SI, however, was excepted because Time Warner's Time was one of a handful publishing before the ban took effect. A Canadian advisory panel said that because of Time, SI and other Time Inc. publications were also grandfathered in.
In Canada, the arrival of SI set off a furor about U.S. cultural intrusion, and Canada made it tough on any U.S.-based magazines with Canadian content and ads by first preventing Canadian companies from deducting advertising expenses for foreign publications. Then, in 1995, an 80% excise tax was imposed on advertising in the publications.
U.S. CHALLENGED ALL THE RULES
The U.S. action challenged not only the Sports Illustrated situation, but all the rules. "We want to say to the world, this will not be tolerated," said Mr. Kantor.
The Canadian rules "affect all American publishers. The trade representative action is long overdue," said Donald Kummerfeld, president of Magazine Publishers of America.
Sports Illustrated, as expected, also praised the decision.

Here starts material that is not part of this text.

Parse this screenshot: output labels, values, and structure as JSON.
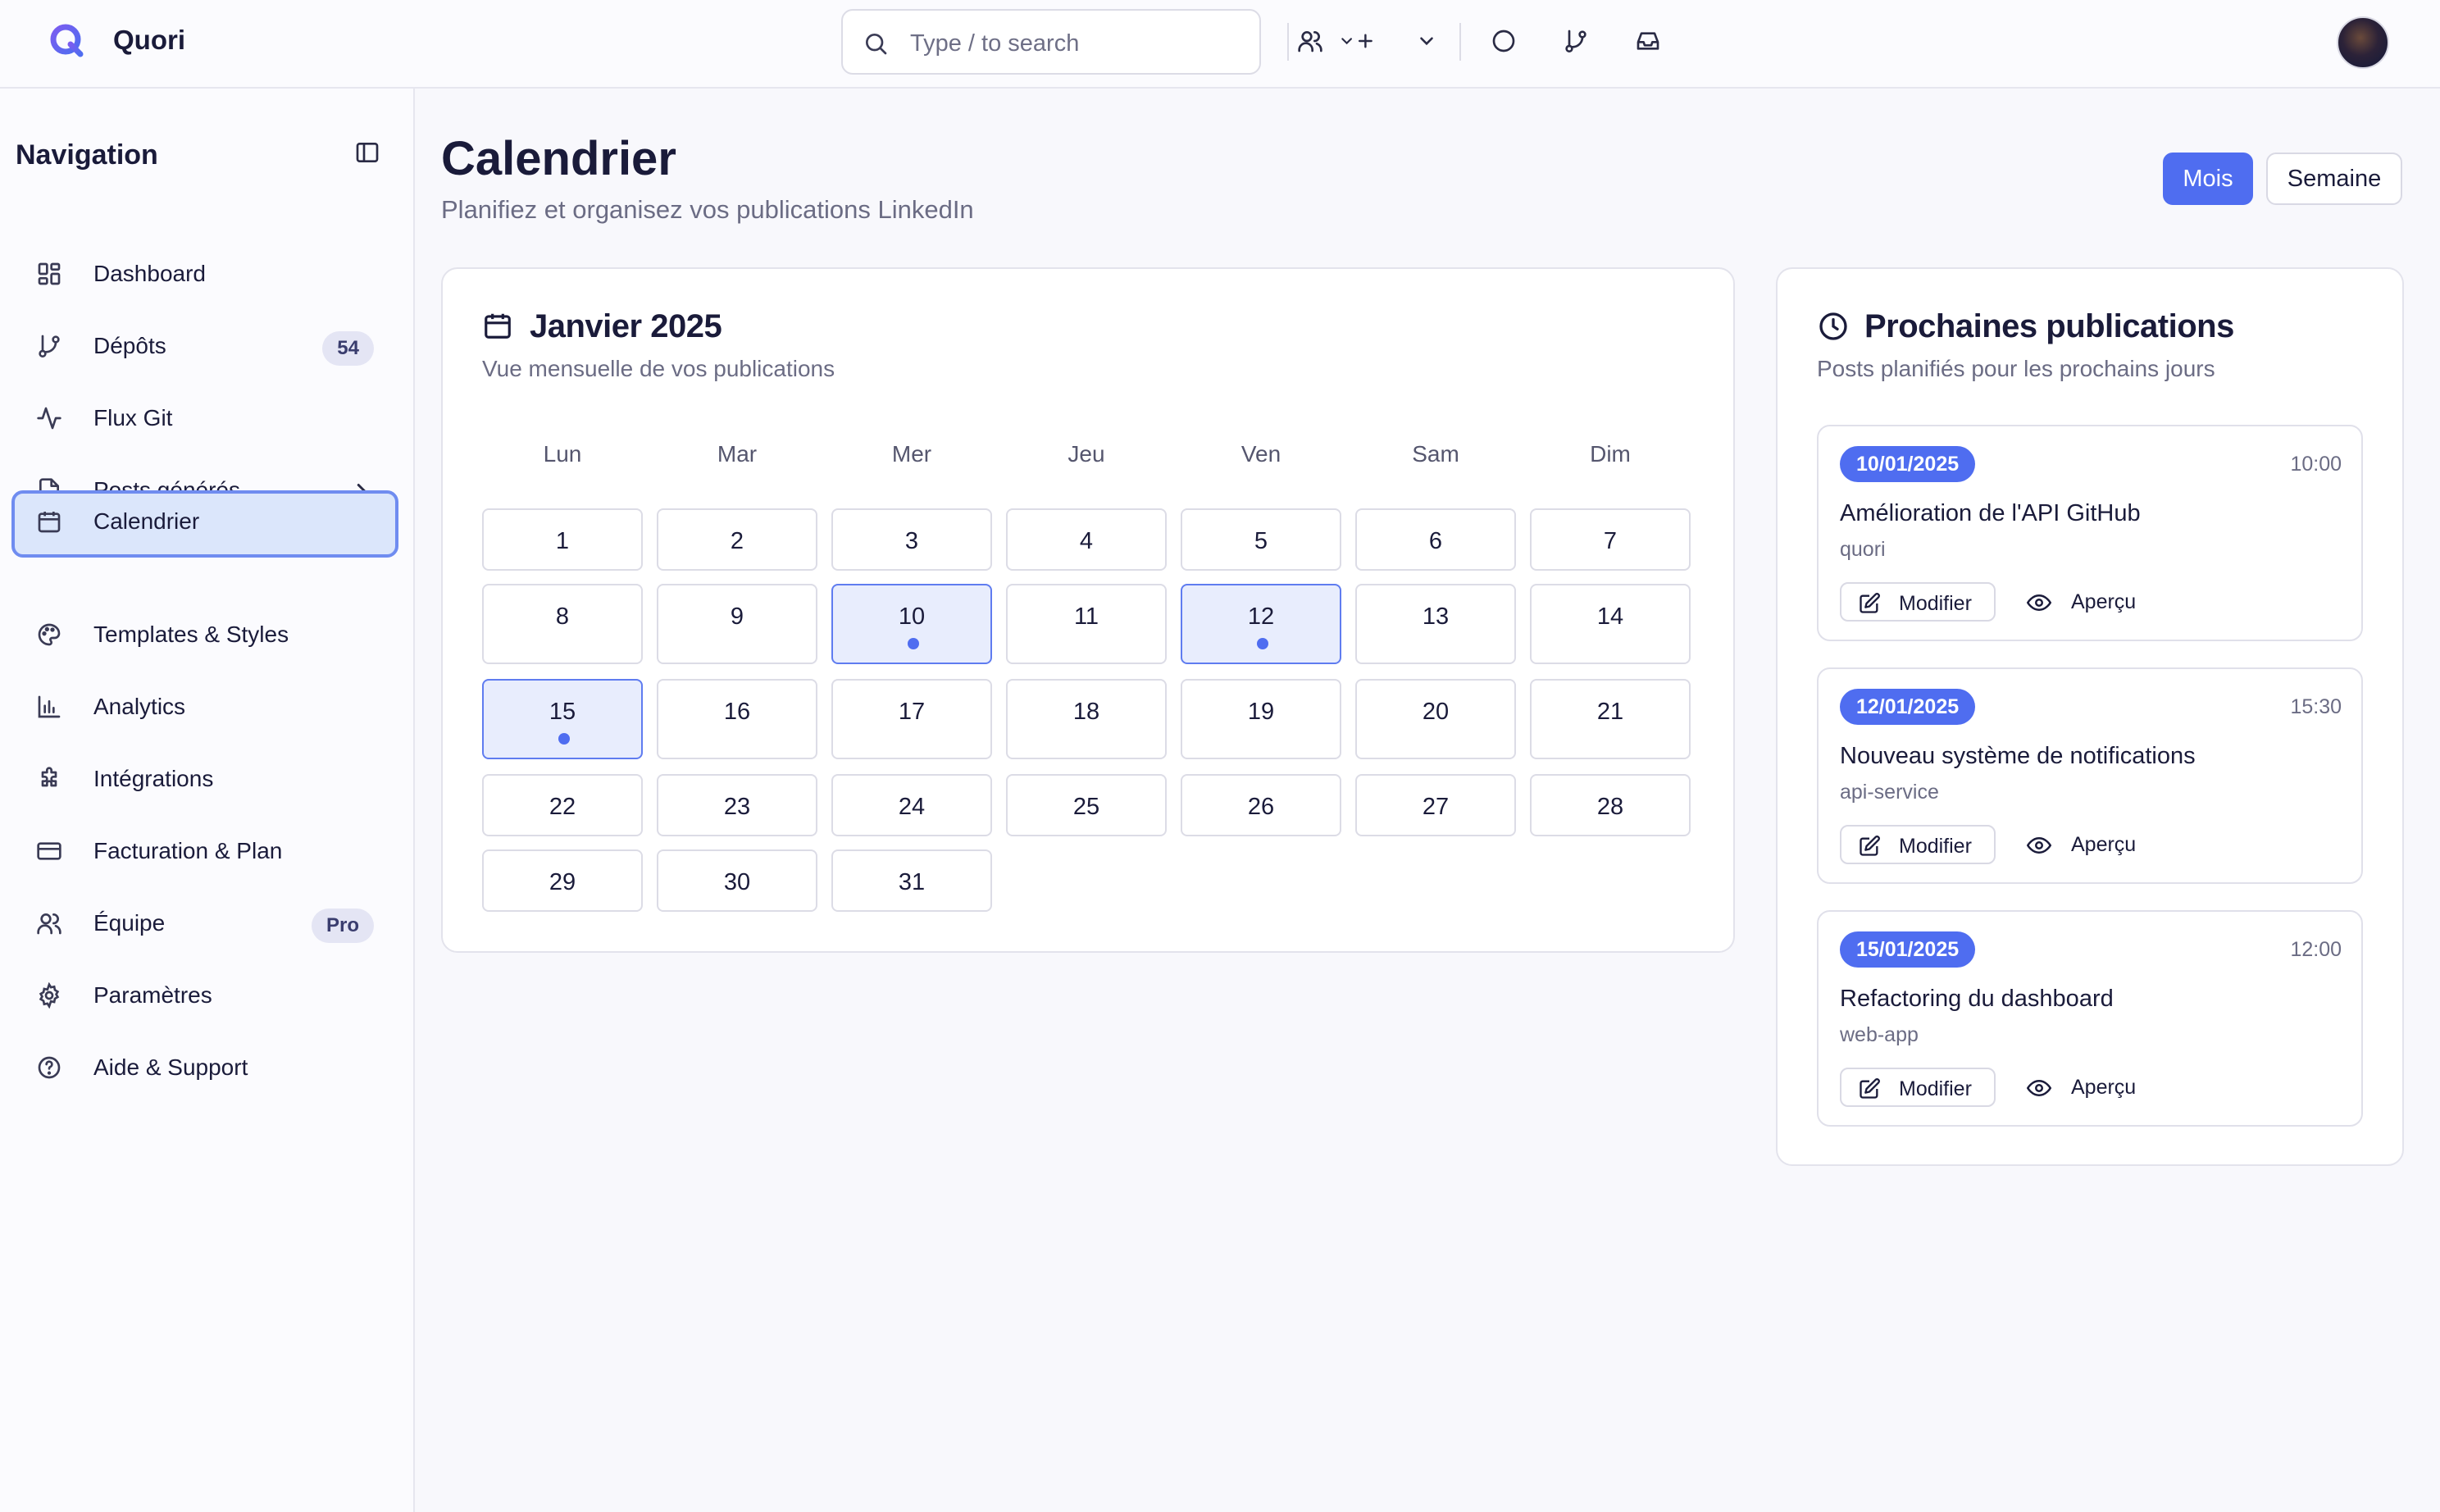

The magazine ceased publishing its Canadian edition when the excise tax took effect.
Canadian publications, however, said the country was only protecting its own culture.
CURBS CLOSE A LOOPHOLE
Charles Larabie, Ottawa spokesman for the Ministry of Foreign Affairs & International Trade, said the curbs merely close a loophole.
Maclean's Publisher Brian Segal said the disagreement illustrated some cultural differences.
"Our view is that it's an area where we, because of our proximity to the Americans, need a modicum of protection in order to maintain the potential for the survival of Canadian magazines.
"I think that Sports Illustrated was perceived to be the thin edge of the wedge and if Time Warner could circumvent with that, then they could circumvent with other titles."